Secretaría de Salud Departamental supervisa calidad del agua de municipios y corregimientos del Atlántico

“El agua en mi barrio es buena, apta para el consumo humano, es cristalina, bacana”. Con estas palabras, Jefferson Collazos, habitante de Villa Olímpica, en Galapa, resume la calidad del agua que reciben en sus hogares y negocios, la cual tiene el mismo nivel de potabilidad que en el 100 % de los acueductos que prestan servicio en Atlántico.

 

Este importante logro se debe al trabajo de vigilancia diaria que lleva a cabo la Secretaría de Salud de la Gobernación, a través del área de Salud Ambiental, en todos los acueductos del departamento. Se trata de un proceso complejo que involucra a ingenieros, científicos y técnicos de Salud Pública, quienes realizan el control y análisis diario de la calidad del agua que beben y utilizan los habitantes de todos los municipios y corregimientos.

 

El secretario de Salud Departamental, Armando de la Hoz, sostuvo que los índices de riesgo de calidad del agua han venido mejorando día tras día. “En este momento, están por debajo del 5 % en todos los acueductos, lo que nos asegura estamos impactando positivamente la calidad de vida y el bienestar de los habitantes de municipios y zonas rurales”.

 

El ingeniero Jorge Villarreal, responsable de la vigilancia de la calidad del agua en el Atlántico, explicó que, para esta labor de revisión, los vehículos salen previamente desinfectados y acondicionados con los equipos y el personal idóneo (técnicos certificados en toma de muestra de agua). Una vez tomada la muestra, es refrigerada y llevada a un laboratorio para ser analizada. Los acueductos toman sus propias contra-muestras para analizarlas en sus respectivos laboratorios, garantizando así un doble control.

 

“El proceso de vigilancia tiene varias etapas. Primero, se realiza una programación de visita, coordinada con el prestador del servicio público de acueducto. Posteriormente, se lleva a cabo la toma de muestra para que consta de un análisis físico-químico, microbiológico y de cloro residual en los puntos de muestreo previamente establecidos, inspeccionados y aprobados dentro de la red, cercano al usuario final”, anotó.

 

El  procedimiento se realiza de acuerdo a la metodología y estándares del Instituto Nacional de Salud (INS), para garantizar así la trazabilidad de la muestra.

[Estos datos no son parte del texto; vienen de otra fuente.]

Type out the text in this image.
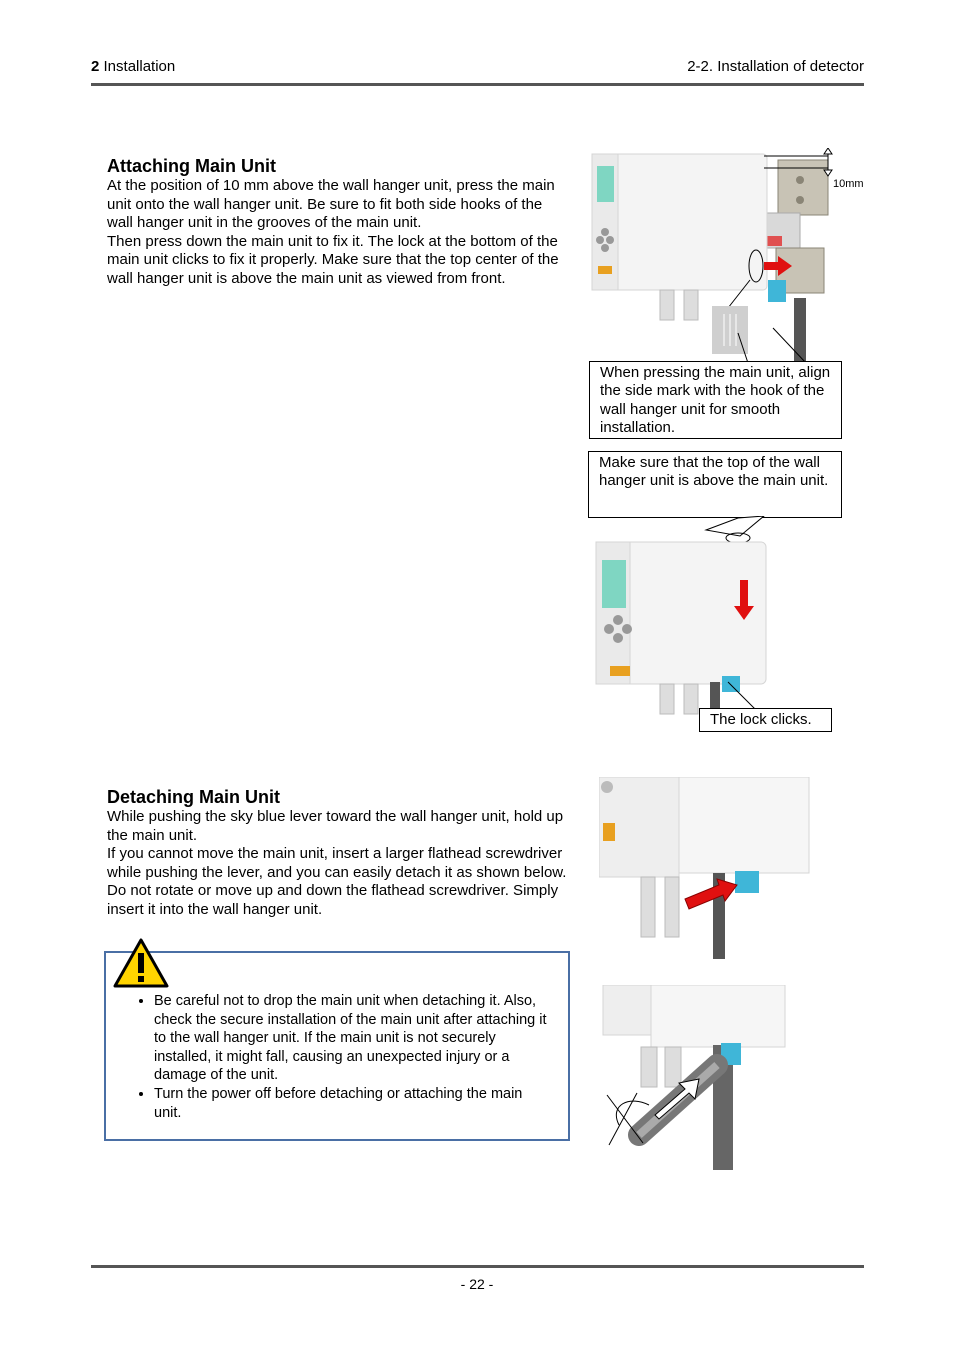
2 Installation	2-2. Installation of detector
Attaching Main Unit
At the position of 10 mm above the wall hanger unit, press the main unit onto the wall hanger unit. Be sure to fit both side hooks of the wall hanger unit in the grooves of the main unit.
Then press down the main unit to fix it. The lock at the bottom of the main unit clicks to fix it properly. Make sure that the top center of the wall hanger unit is above the main unit as viewed from front.
10mm
When pressing the main unit, align the side mark with the hook of the wall hanger unit for smooth installation.
Make sure that the top of the wall hanger unit is above the main unit.
The lock clicks.
Detaching Main Unit
While pushing the sky blue lever toward the wall hanger unit, hold up the main unit.
If you cannot move the main unit, insert a larger flathead screwdriver while pushing the lever, and you can easily detach it as shown below. Do not rotate or move up and down the flathead screwdriver. Simply insert it into the wall hanger unit.
• Be careful not to drop the main unit when detaching it. Also, check the secure installation of the main unit after attaching it to the wall hanger unit. If the main unit is not securely installed, it might fall, causing an unexpected injury or a damage of the unit.
• Turn the power off before detaching or attaching the main unit.
- 22 -
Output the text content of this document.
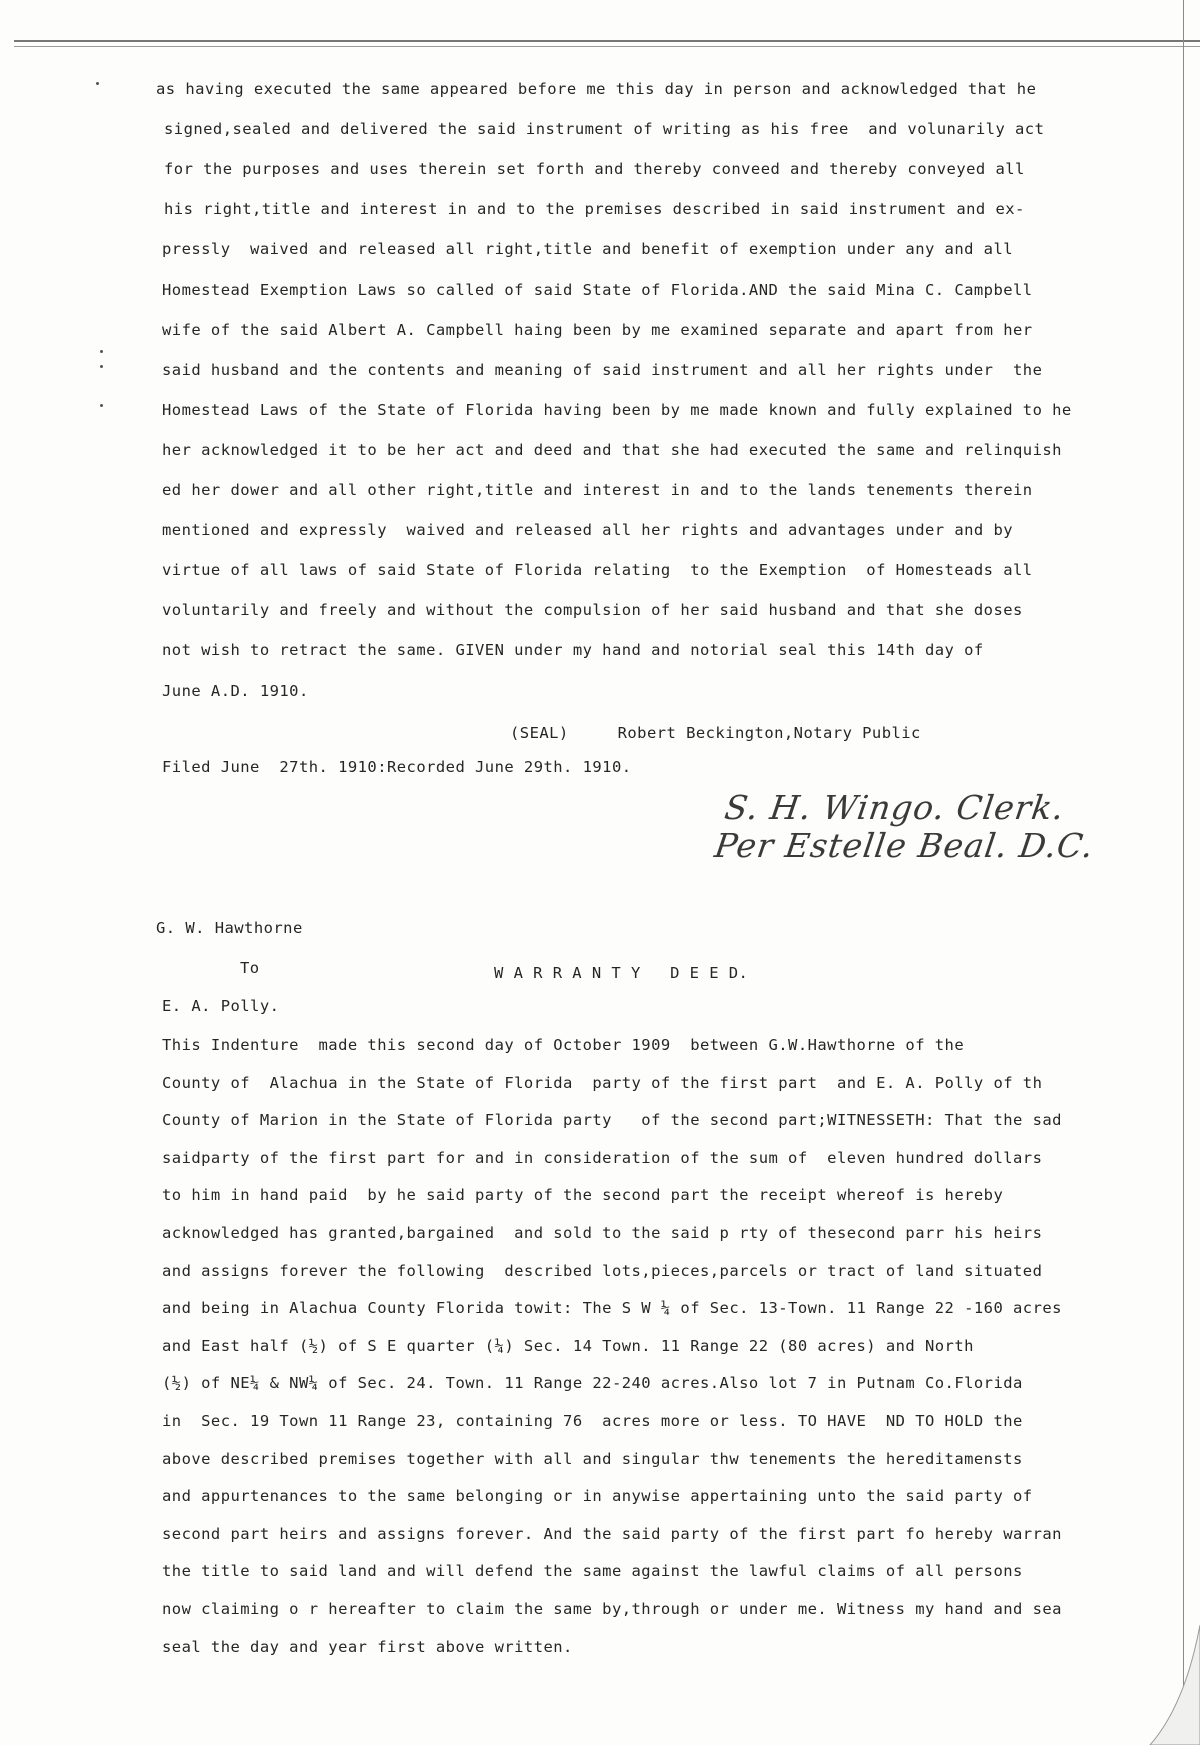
as having executed the same appeared before me this day in person and acknowledged that he

signed,sealed and delivered the said instrument of writing as his free  and volunarily act

for the purposes and uses therein set forth and thereby conveed and thereby conveyed all

his right,title and interest in and to the premises described in said instrument and ex-

pressly  waived and released all right,title and benefit of exemption under any and all

Homestead Exemption Laws so called of said State of Florida.AND the said Mina C. Campbell

wife of the said Albert A. Campbell haing been by me examined separate and apart from her

said husband and the contents and meaning of said instrument and all her rights under  the

Homestead Laws of the State of Florida having been by me made known and fully explained to he

her acknowledged it to be her act and deed and that she had executed the same and relinquish

ed her dower and all other right,title and interest in and to the lands tenements therein

mentioned and expressly  waived and released all her rights and advantages under and by

virtue of all laws of said State of Florida relating  to the Exemption  of Homesteads all

voluntarily and freely and without the compulsion of her said husband and that she doses

not wish to retract the same. GIVEN under my hand and notorial seal this 14th day of

June A.D. 1910.

(SEAL)     Robert Beckington,Notary Public

Filed June  27th. 1910:Recorded June 29th. 1910.

S. H. Wingo. Clerk.

Per Estelle Beal. D.C.

G. W. Hawthorne

To	W A R R A N T Y   D E E D.

E. A. Polly.

This Indenture  made this second day of October 1909  between G.W.Hawthorne of the

County of  Alachua in the State of Florida  party of the first part  and E. A. Polly of th

County of Marion in the State of Florida party   of the second part;WITNESSETH: That the sad

saidparty of the first part for and in consideration of the sum of  eleven hundred dollars

to him in hand paid  by he said party of the second part the receipt whereof is hereby

acknowledged has granted,bargained  and sold to the said p rty of thesecond parr his heirs

and assigns forever the following  described lots,pieces,parcels or tract of land situated

and being in Alachua County Florida towit: The S W ¼ of Sec. 13-Town. 11 Range 22 -160 acres

and East half (½) of S E quarter (¼) Sec. 14 Town. 11 Range 22 (80 acres) and North

(½) of NE¼ & NW¼ of Sec. 24. Town. 11 Range 22-240 acres.Also lot 7 in Putnam Co.Florida

in  Sec. 19 Town 11 Range 23, containing 76  acres more or less. TO HAVE  ND TO HOLD the

above described premises together with all and singular thw tenements the hereditamensts

and appurtenances to the same belonging or in anywise appertaining unto the said party of

second part heirs and assigns forever. And the said party of the first part fo hereby warran

the title to said land and will defend the same against the lawful claims of all persons

now claiming o r hereafter to claim the same by,through or under me. Witness my hand and sea

seal the day and year first above written.
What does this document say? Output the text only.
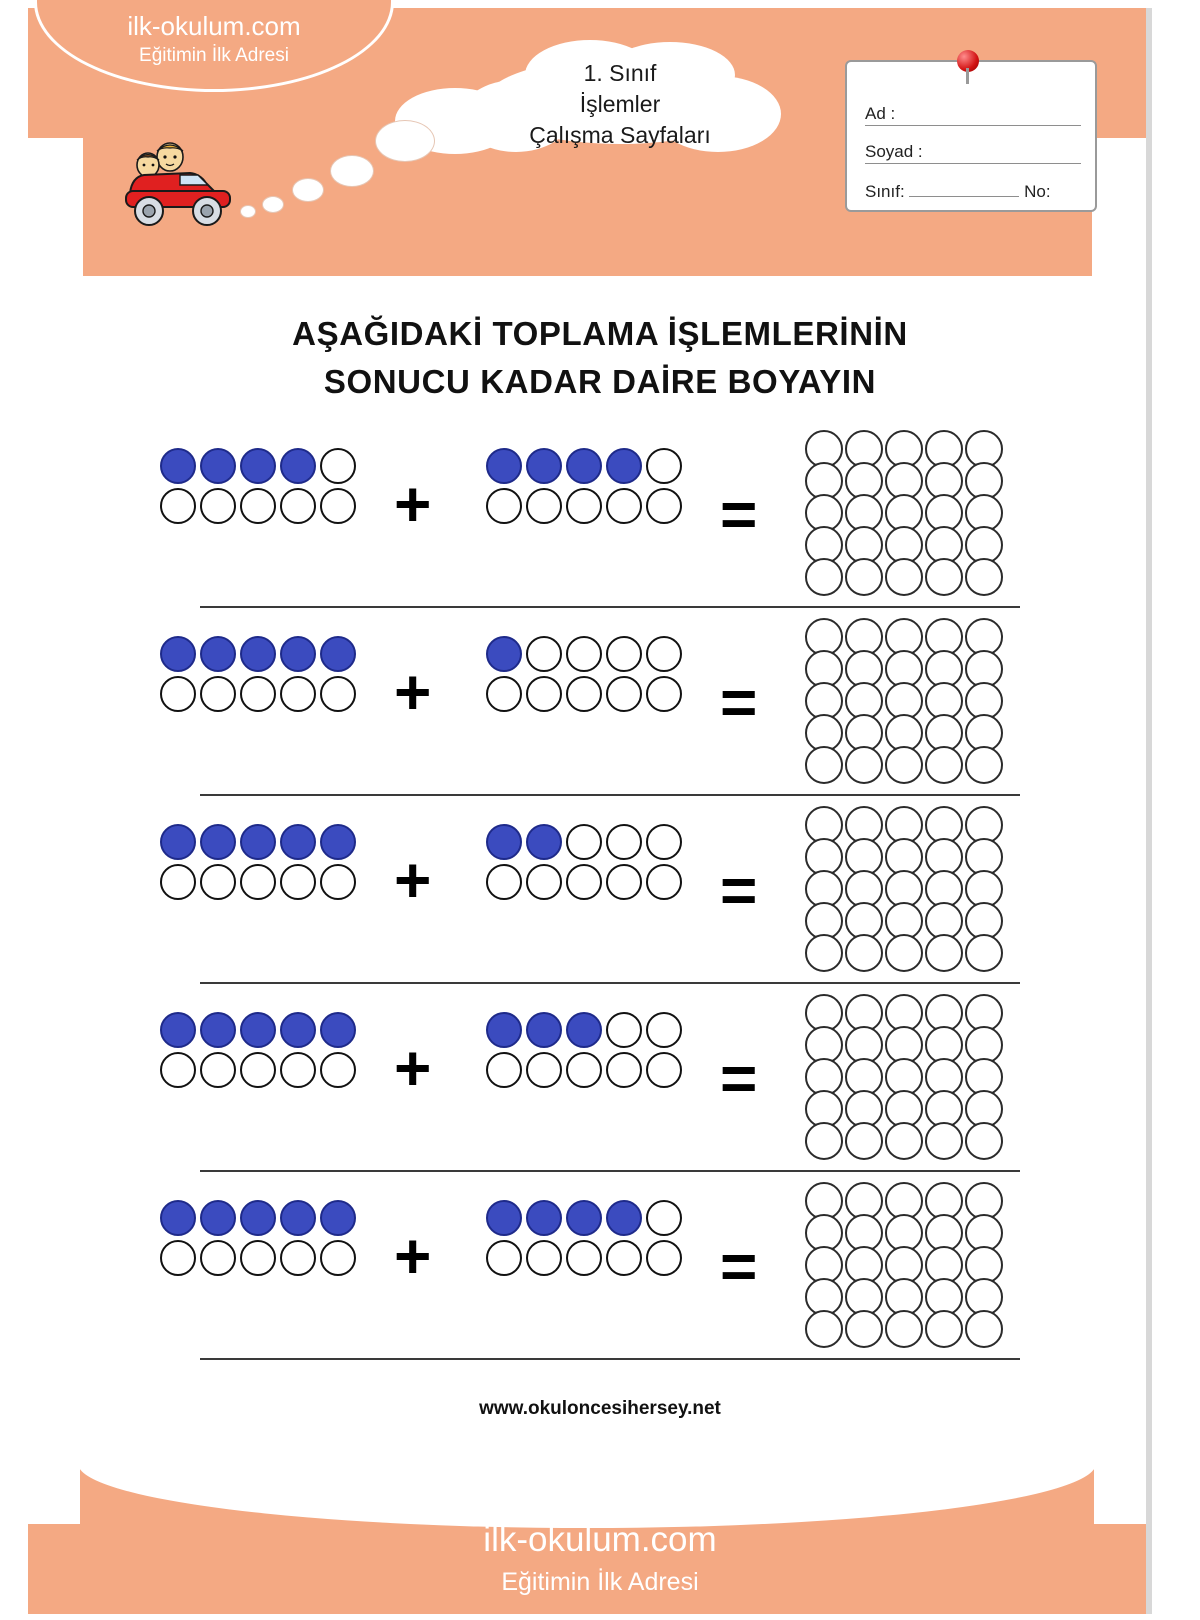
ilk-okulum.com
Eğitimin İlk Adresi
1. Sınıf
İşlemler
Çalışma Sayfaları
Ad :
Soyad :
Sınıf:	No:
AŞAĞIDAKİ TOPLAMA İŞLEMLERİNİN
SONUCU KADAR DAİRE BOYAYIN
+	=
+	=
+	=
+	=
+	=
www.okuloncesihersey.net
ilk-okulum.com
Eğitimin İlk Adresi
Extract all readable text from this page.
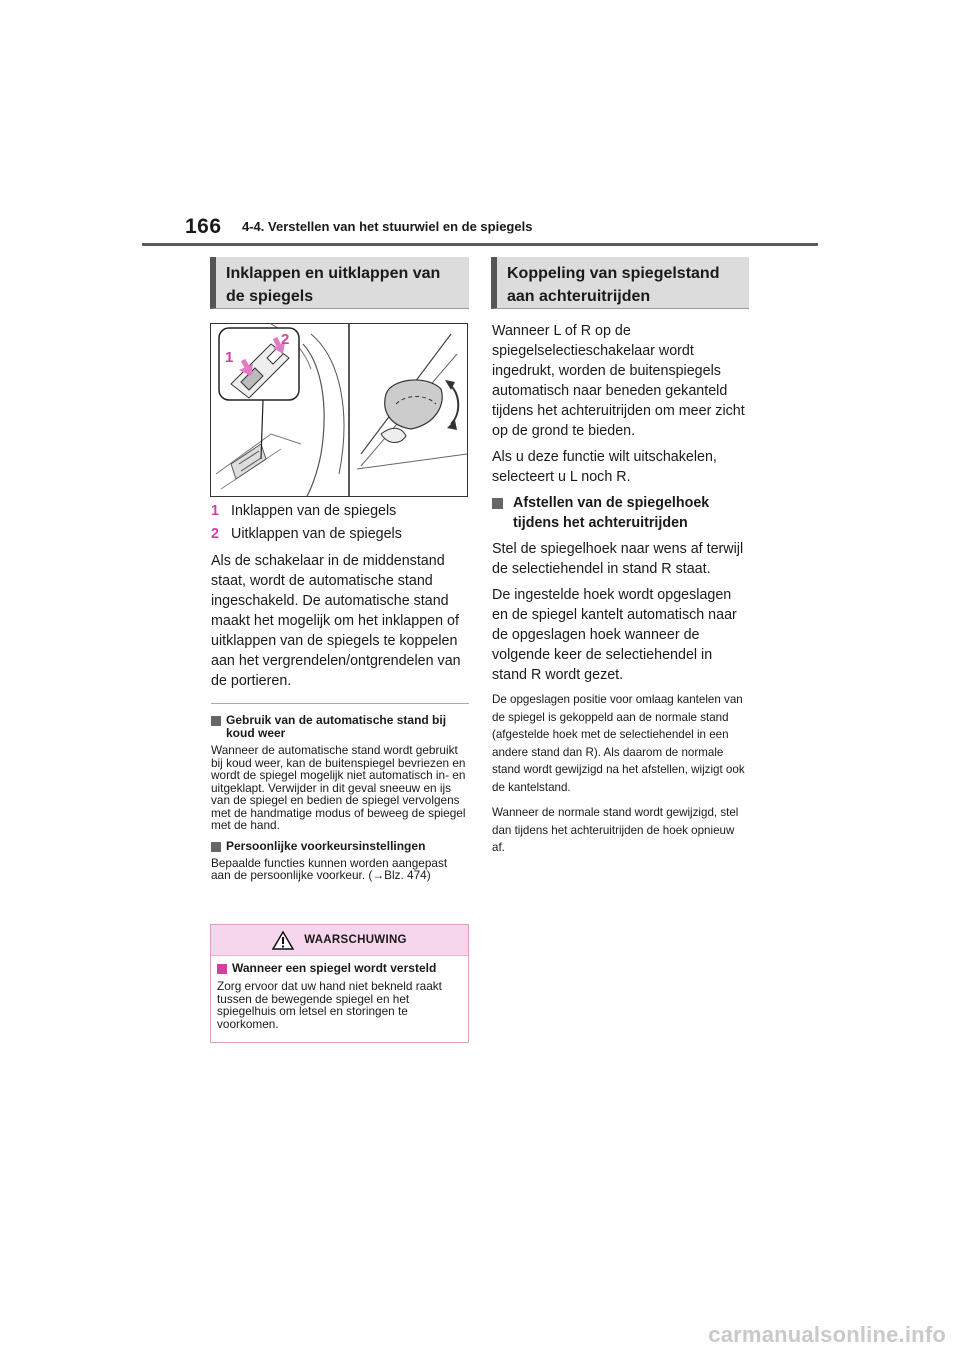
166 4-4. Verstellen van het stuurwiel en de spiegels
Inklappen en uitklappen van de spiegels
1
2
1 Inklappen van de spiegels
2 Uitklappen van de spiegels

Als de schakelaar in de middenstand staat, wordt de automatische stand ingeschakeld. De automatische stand maakt het mogelijk om het inklappen of uitklappen van de spiegels te koppelen aan het vergrendelen/ontgrendelen van de portieren.

Gebruik van de automatische stand bij koud weer

Wanneer de automatische stand wordt gebruikt bij koud weer, kan de buitenspiegel bevriezen en wordt de spiegel mogelijk niet automatisch in- en uitgeklapt. Verwijder in dit geval sneeuw en ijs van de spiegel en bedien de spiegel vervolgens met de handmatige modus of beweeg de spiegel met de hand.

Persoonlijke voorkeursinstellingen

Bepaalde functies kunnen worden aangepast aan de persoonlijke voorkeur. (→Blz. 474)

WAARSCHUWING
Wanneer een spiegel wordt versteld

Zorg ervoor dat uw hand niet bekneld raakt tussen de bewegende spiegel en het spiegelhuis om letsel en storingen te voorkomen.

Koppeling van spiegelstand aan achteruitrijden

Wanneer L of R op de spiegelselectieschakelaar wordt ingedrukt, worden de buitenspiegels automatisch naar beneden gekanteld tijdens het achteruitrijden om meer zicht op de grond te bieden.

Als u deze functie wilt uitschakelen, selecteert u L noch R.

Afstellen van de spiegelhoek tijdens het achteruitrijden

Stel de spiegelhoek naar wens af terwijl de selectiehendel in stand R staat.

De ingestelde hoek wordt opgeslagen en de spiegel kantelt automatisch naar de opgeslagen hoek wanneer de volgende keer de selectiehendel in stand R wordt gezet.

De opgeslagen positie voor omlaag kantelen van de spiegel is gekoppeld aan de normale stand (afgestelde hoek met de selectiehendel in een andere stand dan R). Als daarom de normale stand wordt gewijzigd na het afstellen, wijzigt ook de kantelstand.

Wanneer de normale stand wordt gewijzigd, stel dan tijdens het achteruitrijden de hoek opnieuw af.

carmanualsonline.info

En el Laboratorio de Salud Departamental, se hacen análisis físicos, tales como la turbiedad, color y ph; en la parte química, se detectan compuestos que puedan representar algún riesgo; y en microbiológicos, se buscan organismos que puedan estar presentes en el agua.

 

“Con los resultados obtenidos, se hace un consolidado de los índices de riesgo de calidad del agua. Cuando el índice de riesgo es menor del 5 %, indica que el agua es apta para consumo humano; si es mayor de ese porcentaje, es indicativo de la existencia de un nivel de riesgo”, agregó el funcionario.

 

Cuando el agua resulta no apta para el consumo humano, se hacen los requerimientos respectivos al operador, se inician las investigaciones del caso, y si es pertinente, se aplican las medidas sanitarias y de seguridad.

 

“El resultado de las muestras se socializa con las autoridades municipales. También se ingresa al Sistema de Vigilancia de Calidad del Agua (SIVICAP), para ser consultados por la Superintendencia de Servicios Públicos, el Ministerio de Salud, los entes de control, el Instituto Nacional de Salud y la Dirección Nacional de Planeación”, destacó el ingeniero Villarreal.

 

PASO A PASO DE LA MUESTRA

 

– El técnico de Salud Ambiental Departamental se traslada con los equipos al punto (s) previamente coordinado en el prestador de servicio para realizar la toma de muestra.

 

– En compañía del prestador de servicio, se abre el grifo de agua del punto y luego de dos minutos de drenaje (la muestra debe ser significativa del agua de la tubería) se procede a tomar el cloro residual libre, el cual es medido en campo con un dispositivo especial.

 

– Se toma en un recipiente especial la muestra físico-química.

 

– Se cierra el grifo y se desinfecta para garantizar para que cualquier microorganismo que pueda alterar la muestra sea eliminado o desactivado.

 

– Se abre nuevamente el grifo y se esperan otros dos minutos a que drene la tubería, para proceder a tomar la muestra microbiológica.

 

– Luego se cierra el grifo y se asegura el punto.

 

– Las muestras son rotuladas indicando en ellas los datos de ubicación del punto y el valor del resultado del cloro residual.

 

– Las muestras son guardadas en cavas de refrigeradas que se transportan en el menor tiempo posible al laboratorio departamental.